Value systems clashed at a meeting Monday on whether to allow accessory dwelling units in East Animas City.
It was the first meeting in a public process that will last through March 31, 2015, and end with a set of guidelines about how the units will be regulated.
The need for affordable housing was a major argument for those in favor of secondary units. This was pitted against those who want to see the neighborhood retain its character.
For many at the meeting, an ADU provided either the necessary income to buy their house or more affordable housing to allow them to live in Durango.
Some contended that secondary units had brought diversity to the neighborhood, and others said they had invested greatly into their ADU and improved the property.
Jeff Widen rebuilt his garage and improved every aspect of his property, and rent from his secondary unit made it possible to stay in Durango.
“We upgraded the character of this lot,” he said.
Others were concerned that by allowing the new construction of ADUs, it would create greater housing density, and Animas City would lose its rural flavor.

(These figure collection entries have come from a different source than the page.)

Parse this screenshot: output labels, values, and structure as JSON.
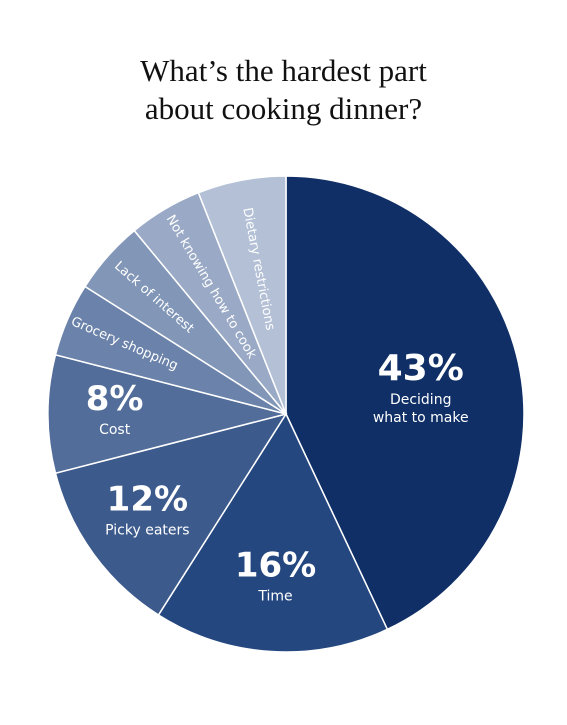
{
  "title_line1": "What’s the hardest part",
  "title_line2": "about cooking dinner?",
  "chart_data": {
    "type": "pie",
    "slices": [
      {
        "label": "Deciding what to make",
        "label_lines": [
          "Deciding",
          "what to make"
        ],
        "value": 43,
        "value_label": "43%",
        "color": "#0f2f66"
      },
      {
        "label": "Time",
        "label_lines": [
          "Time"
        ],
        "value": 16,
        "value_label": "16%",
        "color": "#25477f"
      },
      {
        "label": "Picky eaters",
        "label_lines": [
          "Picky eaters"
        ],
        "value": 12,
        "value_label": "12%",
        "color": "#3c5a8c"
      },
      {
        "label": "Cost",
        "label_lines": [
          "Cost"
        ],
        "value": 8,
        "value_label": "8%",
        "color": "#526d9a"
      },
      {
        "label": "Grocery shopping",
        "label_lines": [
          "Grocery shopping"
        ],
        "value": 5,
        "color": "#6b82aa"
      },
      {
        "label": "Lack of interest",
        "label_lines": [
          "Lack of interest"
        ],
        "value": 5,
        "color": "#8296b8"
      },
      {
        "label": "Not knowing how to cook",
        "label_lines": [
          "Not knowing how to cook"
        ],
        "value": 5,
        "color": "#9aaac6"
      },
      {
        "label": "Dietary restrictions",
        "label_lines": [
          "Dietary restrictions"
        ],
        "value": 6,
        "color": "#b3c0d6"
      }
    ]
  }
}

The need for infrastructure upgrades also was raised as concern that some felt should be addressed before opening the neighborhood to more growth.
“You might be pushing it past its limits,” Chris Wilbur said of the infrastructure.

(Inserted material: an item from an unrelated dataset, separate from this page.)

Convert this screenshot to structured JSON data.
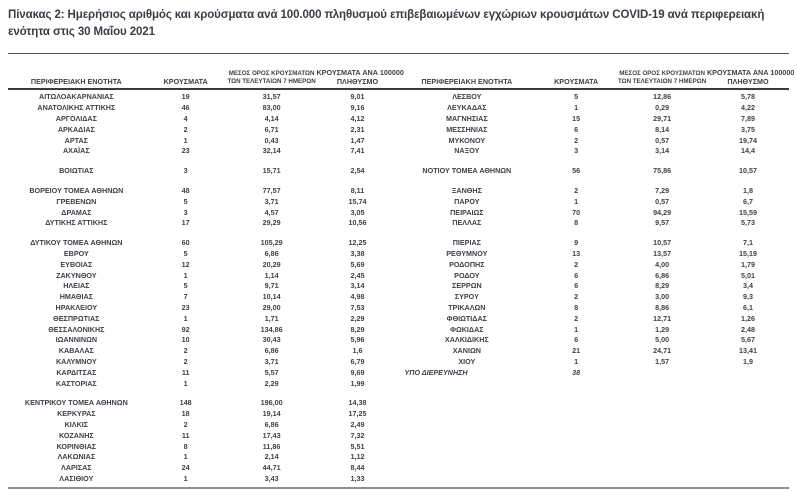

Existing ADUs that were built illegally raised different issues about fairness. Some residents felt that those with existing ADUs should pay fees to the city for services.
“Everybody is subsidizing these illegal ADUs,” said Chris Paulson, a Animas City resident.

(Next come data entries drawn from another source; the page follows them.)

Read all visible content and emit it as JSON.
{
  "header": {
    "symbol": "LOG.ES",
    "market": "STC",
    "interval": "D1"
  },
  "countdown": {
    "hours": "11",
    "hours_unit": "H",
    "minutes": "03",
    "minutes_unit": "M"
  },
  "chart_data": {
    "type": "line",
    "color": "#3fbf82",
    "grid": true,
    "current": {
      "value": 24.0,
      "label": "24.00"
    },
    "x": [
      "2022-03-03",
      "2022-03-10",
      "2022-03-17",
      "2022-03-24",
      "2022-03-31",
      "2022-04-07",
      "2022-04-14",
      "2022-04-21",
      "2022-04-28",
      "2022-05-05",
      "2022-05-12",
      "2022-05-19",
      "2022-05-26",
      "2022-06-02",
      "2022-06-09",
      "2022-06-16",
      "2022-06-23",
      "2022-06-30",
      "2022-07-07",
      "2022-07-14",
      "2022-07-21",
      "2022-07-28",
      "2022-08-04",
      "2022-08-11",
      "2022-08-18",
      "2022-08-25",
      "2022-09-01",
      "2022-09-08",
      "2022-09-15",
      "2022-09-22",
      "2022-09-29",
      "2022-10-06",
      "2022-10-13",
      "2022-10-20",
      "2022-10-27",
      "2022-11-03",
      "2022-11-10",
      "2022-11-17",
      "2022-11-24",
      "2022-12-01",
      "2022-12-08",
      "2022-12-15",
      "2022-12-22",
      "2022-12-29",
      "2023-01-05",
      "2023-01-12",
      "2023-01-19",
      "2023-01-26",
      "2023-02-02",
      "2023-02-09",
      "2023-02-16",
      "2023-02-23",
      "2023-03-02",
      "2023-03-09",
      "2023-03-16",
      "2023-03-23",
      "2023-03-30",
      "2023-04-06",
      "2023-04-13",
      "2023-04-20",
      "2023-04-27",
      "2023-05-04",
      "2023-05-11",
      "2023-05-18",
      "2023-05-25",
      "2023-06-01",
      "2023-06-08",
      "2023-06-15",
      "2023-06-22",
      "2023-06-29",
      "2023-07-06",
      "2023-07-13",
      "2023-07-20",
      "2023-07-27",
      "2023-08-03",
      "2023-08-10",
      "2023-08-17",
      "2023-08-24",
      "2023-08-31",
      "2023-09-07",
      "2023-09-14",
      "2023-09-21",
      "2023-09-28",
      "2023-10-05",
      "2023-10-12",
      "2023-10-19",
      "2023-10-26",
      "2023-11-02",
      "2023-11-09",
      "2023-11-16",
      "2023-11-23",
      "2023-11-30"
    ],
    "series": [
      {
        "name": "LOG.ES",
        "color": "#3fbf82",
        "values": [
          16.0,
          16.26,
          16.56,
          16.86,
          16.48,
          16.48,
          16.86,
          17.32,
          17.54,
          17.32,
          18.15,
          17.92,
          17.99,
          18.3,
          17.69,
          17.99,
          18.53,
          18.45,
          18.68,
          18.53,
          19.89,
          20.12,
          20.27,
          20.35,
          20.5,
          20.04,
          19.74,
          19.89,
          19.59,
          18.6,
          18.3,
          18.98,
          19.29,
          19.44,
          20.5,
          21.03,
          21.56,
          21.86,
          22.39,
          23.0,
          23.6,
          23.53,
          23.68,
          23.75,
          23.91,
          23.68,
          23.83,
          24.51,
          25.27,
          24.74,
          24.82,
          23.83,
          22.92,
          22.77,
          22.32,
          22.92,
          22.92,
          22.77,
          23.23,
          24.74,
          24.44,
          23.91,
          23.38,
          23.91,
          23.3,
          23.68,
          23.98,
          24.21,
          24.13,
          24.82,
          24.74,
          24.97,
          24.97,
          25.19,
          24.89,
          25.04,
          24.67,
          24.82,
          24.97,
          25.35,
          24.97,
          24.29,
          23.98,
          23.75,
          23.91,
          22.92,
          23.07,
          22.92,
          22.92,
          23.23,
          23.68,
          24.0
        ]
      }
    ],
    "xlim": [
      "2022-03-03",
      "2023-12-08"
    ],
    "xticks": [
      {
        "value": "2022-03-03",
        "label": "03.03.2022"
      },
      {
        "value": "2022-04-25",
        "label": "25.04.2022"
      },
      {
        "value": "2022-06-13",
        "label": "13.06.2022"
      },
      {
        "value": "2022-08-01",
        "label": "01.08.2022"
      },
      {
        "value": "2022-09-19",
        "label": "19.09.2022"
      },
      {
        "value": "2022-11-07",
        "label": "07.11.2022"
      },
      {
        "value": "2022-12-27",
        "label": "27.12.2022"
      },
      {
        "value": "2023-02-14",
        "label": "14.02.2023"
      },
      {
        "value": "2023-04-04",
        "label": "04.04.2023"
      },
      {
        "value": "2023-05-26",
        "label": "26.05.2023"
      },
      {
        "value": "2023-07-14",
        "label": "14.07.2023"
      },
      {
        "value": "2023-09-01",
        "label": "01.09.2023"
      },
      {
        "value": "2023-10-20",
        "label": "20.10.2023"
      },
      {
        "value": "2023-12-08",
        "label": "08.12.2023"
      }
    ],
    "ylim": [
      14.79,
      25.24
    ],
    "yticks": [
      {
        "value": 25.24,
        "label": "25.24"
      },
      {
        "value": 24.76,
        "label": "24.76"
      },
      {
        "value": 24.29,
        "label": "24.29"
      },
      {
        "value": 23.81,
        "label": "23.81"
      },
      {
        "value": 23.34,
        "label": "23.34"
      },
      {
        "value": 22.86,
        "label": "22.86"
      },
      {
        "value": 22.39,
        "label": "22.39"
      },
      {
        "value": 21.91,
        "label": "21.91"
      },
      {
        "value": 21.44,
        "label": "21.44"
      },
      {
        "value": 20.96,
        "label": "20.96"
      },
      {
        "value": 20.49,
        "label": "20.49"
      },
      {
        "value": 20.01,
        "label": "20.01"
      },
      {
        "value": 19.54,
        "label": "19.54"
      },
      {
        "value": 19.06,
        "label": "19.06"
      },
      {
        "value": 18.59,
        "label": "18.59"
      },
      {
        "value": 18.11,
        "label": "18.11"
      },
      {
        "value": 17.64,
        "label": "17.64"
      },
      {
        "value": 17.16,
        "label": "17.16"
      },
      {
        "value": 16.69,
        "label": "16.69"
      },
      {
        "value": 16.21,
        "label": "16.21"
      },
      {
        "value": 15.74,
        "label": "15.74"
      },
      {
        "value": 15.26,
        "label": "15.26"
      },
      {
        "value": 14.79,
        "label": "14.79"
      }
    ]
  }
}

The city already has gone through this process for the neighborhood east of downtown and the avenue neighborhood along north Main.
In these areas, the city is asking residents to voluntary register their units before systematic enforcement begins March 31.
As an issue of fairness, the Durango City Council decided to assess fees based on the year units were built.
So major fees up to $10,000 will be levied only on units built during or after 1989. If an owner chooses to register their unit with the city, the back fees can be paid back over five years. A fee structure has not been presented for Animas City.
In the two historic neighborhoods with ADU rules, the council decided to enforce an owner-occupancy stipulation, which requires the owner to live in one unit if an ADU is on the property.
Resident Alma Evans recommended this provision because it could help prevent drawing investors into the neighborhood.
“It supports home ownership in your neighborhood,” she said.
The next step will be a survey, and city officials will present their recommendations to the public in January.